Au point 31 de son rapport, cette dernière écrit :

« Le complexe militaro-industriel est devenu le pilier économique de l’État. Entre 2020 et 2024, Israël était le huitième exportateur d’armes au monde. Les deux plus grandes entreprises d’armement israéliennes – Elbit Systems, créée sous forme de partenariat public-privé puis privatisée, et l’entreprise publique Israel Aerospace Industries (IAI) – figurent parmi les 50 premiers fabricants d’armes au monde. Depuis 2023, Elbit coopère étroitement avec les opérations militaires israéliennes, en intégrant du personnel clé au ministère de la Défense, et a reçu le prix israélien de la défense 2024. Elbit et IAI fournissent un approvisionnement national essentiel en armement et renforcent les alliances militaires d’Israël grâce à l’exportation d’armes et au développement conjoint de technologies militaires. »

Elle ajoute au point 33 :

« Les drones, hexacoptères et quadricoptères ont également été des machines à tuer omniprésentes dans le ciel de Gaza. Les drones, largement développés et fournis par Elbit Systems et IAI, volent depuis longtemps aux côtés de ces avions de combat, surveillant les Palestiniens et fournissant des renseignements sur les cibles. Au cours des deux dernières décennies, avec le soutien de ces entreprises et la collaboration d’institutions telles que le Massachusetts Institute of Technology (MIT), les drones israéliens ont été équipés de systèmes d’armes automatisés et ont acquis la capacité de voler en formation en essaim. »

La collaboration entre le Brésil et Israël dans le domaine militaire par l’intermédiaire d’Elbit et sa filiale ARES est avérée. Par exemple, Ares a fourni des stations d’armes téléopérées (RCWS, REMAX) au Brésil dans le cadre d’un contrat d’environ 100 millions de dollars. La coopération va au-delà des échanges physiques, avec des transferts technologiques, co-production et formation via Elbit/Ares.

Par ailleurs, en avril 2024, sous pression du ministère de la défense, le programme VBCOAP (armored self propelled howitzer) du Brésil a désigné le système ATMOS 2000 155 mm monté sur camion (Tatra T 815 6×6) développé par Elbit Systems comme vainqueur d’un appel d’offres impliquant également le Caesar (France), le SH 15 (Chine) et le Zuzana 2 (Slovaquie/CZ). Le contrat initial prévoit l’acquisition de 36 obusiers : 2 unités devaient être livrées dans les 12 mois pour évaluation technique et opérationnelle au Brésil. Les 34 systèmes restants seront livrés annuellement jusqu’en 2034. Le montant total du marché est estimé à 150 200 millions de dollars, voire 210 millions de dollars selon certaines sources[7].  Au moment où nous écrivons cet article, le projet est «  gelé  » (frozen) depuis octobre 2024 en raison des critiques du président Lula da Silva contre Israël et la guerre à Gaza. Toutefois, aucun décret exécutif d’annulation n’a été signé. Depuis l’annonce du gel du contrat, le ministère de la Défense brésilien et le chef de l’armée tentent de débloquer le dossier et persuader le président de procéder aux livraisons, notamment des deux unités prototypes pour tests opérationnel. A la fin du mois de juillet 2025, le ministre brésilien des relations extérieures, Mauro Vieira, a annoncé un durcissement des positions du Brésil à l’égard d’Israël et l’arrêt du commerce des armes avec Israël.

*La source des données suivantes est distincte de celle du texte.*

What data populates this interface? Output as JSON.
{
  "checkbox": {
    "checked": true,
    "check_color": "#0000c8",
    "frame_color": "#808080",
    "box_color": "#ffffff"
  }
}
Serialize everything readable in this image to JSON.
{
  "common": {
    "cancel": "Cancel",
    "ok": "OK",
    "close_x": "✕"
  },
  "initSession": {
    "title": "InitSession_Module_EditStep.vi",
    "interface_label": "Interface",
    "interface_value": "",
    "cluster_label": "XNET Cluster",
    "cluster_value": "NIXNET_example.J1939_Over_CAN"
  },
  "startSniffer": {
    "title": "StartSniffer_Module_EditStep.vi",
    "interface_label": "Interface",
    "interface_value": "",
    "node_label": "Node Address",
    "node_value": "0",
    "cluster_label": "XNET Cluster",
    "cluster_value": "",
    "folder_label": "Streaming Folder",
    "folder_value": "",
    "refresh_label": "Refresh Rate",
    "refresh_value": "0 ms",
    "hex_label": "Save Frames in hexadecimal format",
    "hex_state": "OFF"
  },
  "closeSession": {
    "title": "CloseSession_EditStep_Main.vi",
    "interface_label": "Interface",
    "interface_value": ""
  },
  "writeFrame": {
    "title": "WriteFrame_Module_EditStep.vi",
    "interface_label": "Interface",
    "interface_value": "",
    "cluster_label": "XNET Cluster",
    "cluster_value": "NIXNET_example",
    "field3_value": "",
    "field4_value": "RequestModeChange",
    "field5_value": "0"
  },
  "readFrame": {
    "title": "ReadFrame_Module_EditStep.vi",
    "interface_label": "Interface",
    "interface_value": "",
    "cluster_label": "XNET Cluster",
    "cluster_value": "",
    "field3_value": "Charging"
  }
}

Comment se comporte l’Égypte, qui est membre à part entière des BRICS, à l’égard de la solidarité avec le peuple palestinien ?

Nous observons depuis des années une collaboration croissante entre l’Égypte, Israël et les États-Unis, au détriment de la solidarité avec la Palestine.

Il faut d’abord souligner le fait que les autorités égyptiennes ont réprimé et empêché en juin 2025 des milliers de personnes provenant de dizaines de pays différents de se déplacer dans le pays pour rejoindre le poste frontalier de Rafah afin d’exprimer leur solidarité avec le peuple palestinien, exiger la fin du génocide et soutenir la nécessité d’un cessez le feu. En effet, le 10 juin 2025, des militant·es venu·es de plus de 50 pays ont lancé la Marche mondiale pour Gaza, une initiative civile portée par une large coalition internationale pour dénoncer le blocus israélien et exiger l’ouverture d’un corridor humanitaire vers Gaza via le poste-frontière de Rafah. Cependant, les autorités égyptiennes ont empêché le déroulement de la marche, mobilisant dès le départ une campagne de diffamation médiatique contre les organisateurs. La répression s’est intensifiée par des arrestations (dans les rues, hôtels et restaurants), confiscations de passeports et destructions de téléphones, empêchement des convois de quitter le Caire. Des violences et mises en détention ont également été observées à Ismaïlia, où 200 militant·es ont été arrêté·es. Plusieurs expulsions et refoulements à l’aéroport ont aussi été signalées.

Cette répression reflète la collaboration croissante entre l’Égypte, Israël et les États-Unis, au détriment de la solidarité avec la Palestine. En effet, à l’époque de Gamal Abdel Nasser, l’Égypte a refusé toute normalisation avec Israël et a continué à critiquer sévèrement les abus israéliens à l’encontre des Palestinien·nes. Mais son successeur, Anwar Sadat, a signé un traité de paix avec Israël en 1979, sous l’égide des États-Unis. Considéré comme une trahison par les Palestinien·nes, et les peuples de la région, y compris le peuple égyptien, ce traité a ouvert la voie à une coopération croissante, militaire, sécuritaire et économique. Sous la présidence d’Abdel Fattah al-Sissi, cette normalisation s’est accentuée à des niveaux sans précédent, avec une coopération sécuritaire, dépendance économique accrue à l’égard du gaz israélien, soutien implicite au blocus de Gaza, en contrôlant étroitement le point de passage de Rafah et en démantelant les tunnels de commerce vers Gaza. Le régime continue à réprimer systématiquement les manifestations pro-palestiniennes et même des gestes symboliques comme brandir un drapeau palestinien peuvent mener à des accusations de terrorisme.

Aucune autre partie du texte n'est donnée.